Knowledge Discovery in Networks

October 26, 2005

2:50 pm - 4:00 pm

Halligan 111

Abstract

Networks are an increasing common method of representing the relationships among sets of interacting entities. This basic data structure is reflected in how we analyze and understand social networks, networks of scholarly citations and web pages, and networks of computers and communications devices. Over the past five years, my students and I have developed a number of methods for learning statistical models of networks that can make accurate predictions about the attributes of nodes in the network and also provide insight into the broad structure of statistical dependencies among different types of nodes.
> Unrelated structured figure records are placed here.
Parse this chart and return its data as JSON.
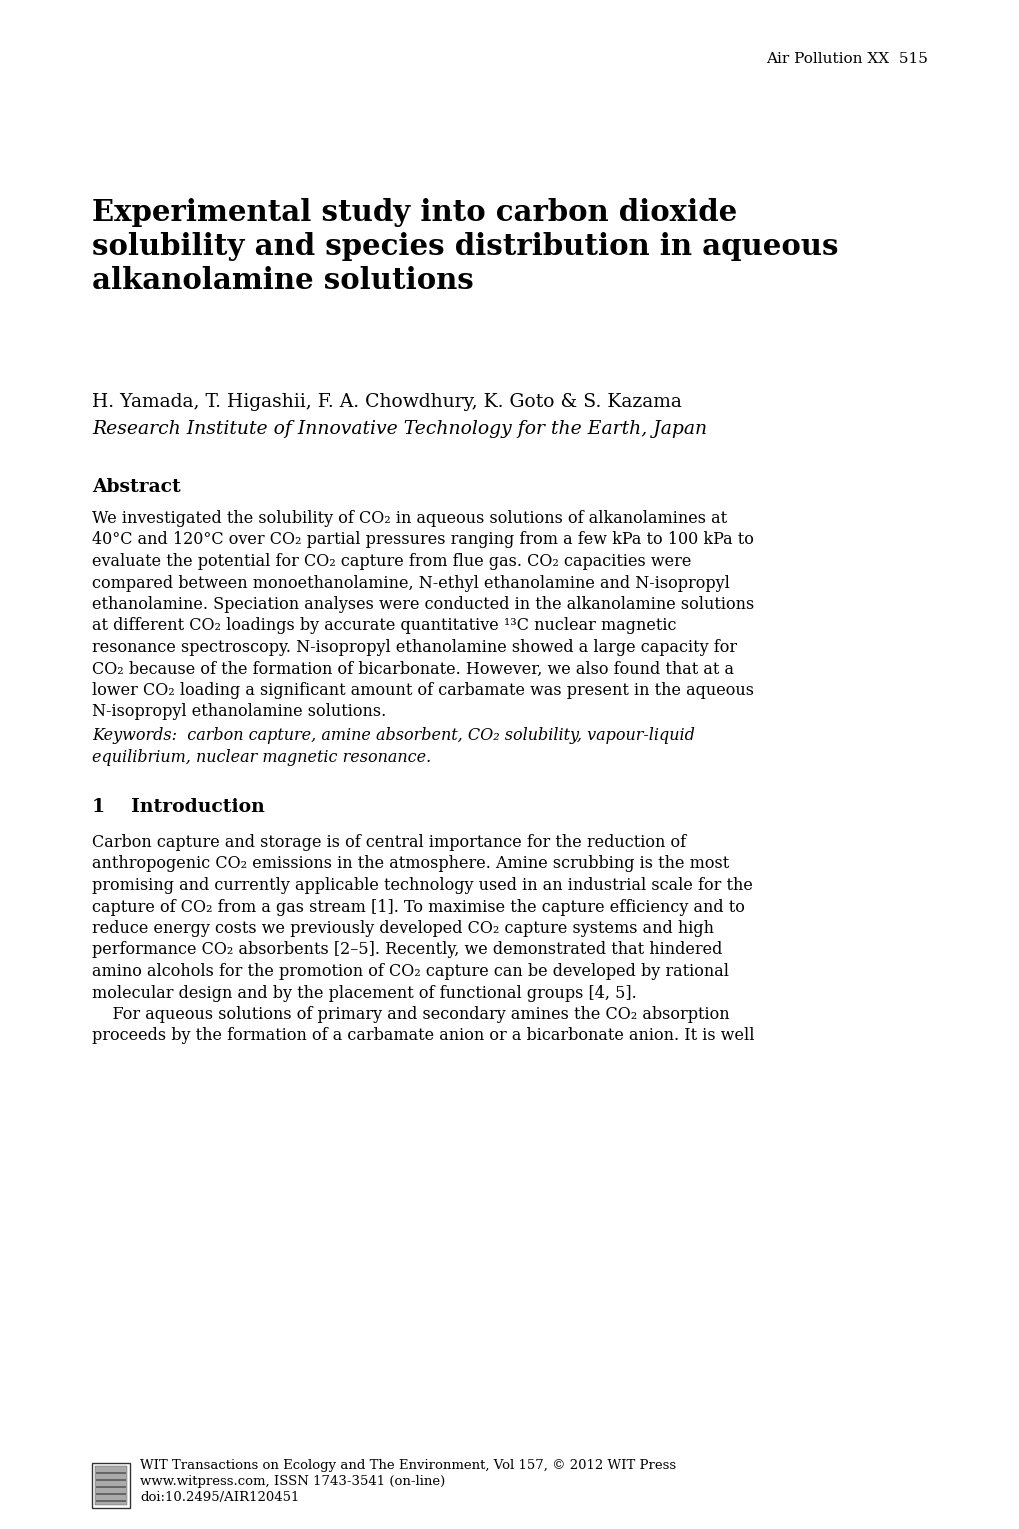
{
  "page_header": "Air Pollution XX  515",
  "title": "Experimental study into carbon dioxide\nsolubility and species distribution in aqueous\nalkanolamine solutions",
  "authors": "H. Yamada, T. Higashii, F. A. Chowdhury, K. Goto & S. Kazama",
  "affiliation": "Research Institute of Innovative Technology for the Earth, Japan",
  "abstract_heading": "Abstract",
  "abstract_lines": [
    "We investigated the solubility of CO₂ in aqueous solutions of alkanolamines at",
    "40°C and 120°C over CO₂ partial pressures ranging from a few kPa to 100 kPa to",
    "evaluate the potential for CO₂ capture from flue gas. CO₂ capacities were",
    "compared between monoethanolamine, N-ethyl ethanolamine and N-isopropyl",
    "ethanolamine. Speciation analyses were conducted in the alkanolamine solutions",
    "at different CO₂ loadings by accurate quantitative ¹³C nuclear magnetic",
    "resonance spectroscopy. N-isopropyl ethanolamine showed a large capacity for",
    "CO₂ because of the formation of bicarbonate. However, we also found that at a",
    "lower CO₂ loading a significant amount of carbamate was present in the aqueous",
    "N-isopropyl ethanolamine solutions."
  ],
  "keywords_lines": [
    "Keywords:  carbon capture, amine absorbent, CO₂ solubility, vapour-liquid",
    "equilibrium, nuclear magnetic resonance."
  ],
  "section1_heading": "1    Introduction",
  "intro_lines": [
    "Carbon capture and storage is of central importance for the reduction of",
    "anthropogenic CO₂ emissions in the atmosphere. Amine scrubbing is the most",
    "promising and currently applicable technology used in an industrial scale for the",
    "capture of CO₂ from a gas stream [1]. To maximise the capture efficiency and to",
    "reduce energy costs we previously developed CO₂ capture systems and high",
    "performance CO₂ absorbents [2–5]. Recently, we demonstrated that hindered",
    "amino alcohols for the promotion of CO₂ capture can be developed by rational",
    "molecular design and by the placement of functional groups [4, 5].",
    "    For aqueous solutions of primary and secondary amines the CO₂ absorption",
    "proceeds by the formation of a carbamate anion or a bicarbonate anion. It is well"
  ],
  "footer_line1": "WIT Transactions on Ecology and The Environment, Vol 157, © 2012 WIT Press",
  "footer_line2": "www.witpress.com, ISSN 1743-3541 (on-line)",
  "footer_line3": "doi:10.2495/AIR120451",
  "bg_color": "#ffffff",
  "text_color": "#000000"
}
These models build on methods developed previously in statistics, machine learning, and knowledge discovery, including Bayesian networks and probability estimation trees. We have applied these techniques to a wide variety of problems, including citation analysis and fraud detection. We have also developed an open-source software environment incorporating our tools for statistical modeling and ad hoc querying of relational data.

David Jensen is Associate Professor of Computer Science and Director of the Knowledge Discovery Laboratory at the University of Massachusetts Amherst. From 1991 to 1995, he served as an analyst with the Office of Technology Assessment, an agency of the United States Congress. He received his doctorate from Washington University in 1992. His current research focuses on machine learning and knowledge discovery in relational data, with applications to intelligence analysis, social network analysis, and fraud detection. He serves on the editorial boards of Machine Learning and the Journal of Artificial Intelligence Research, and on the program committees of the International Conference on Machine Learning and the International Conference on Knowledge Discovery and Data Mining.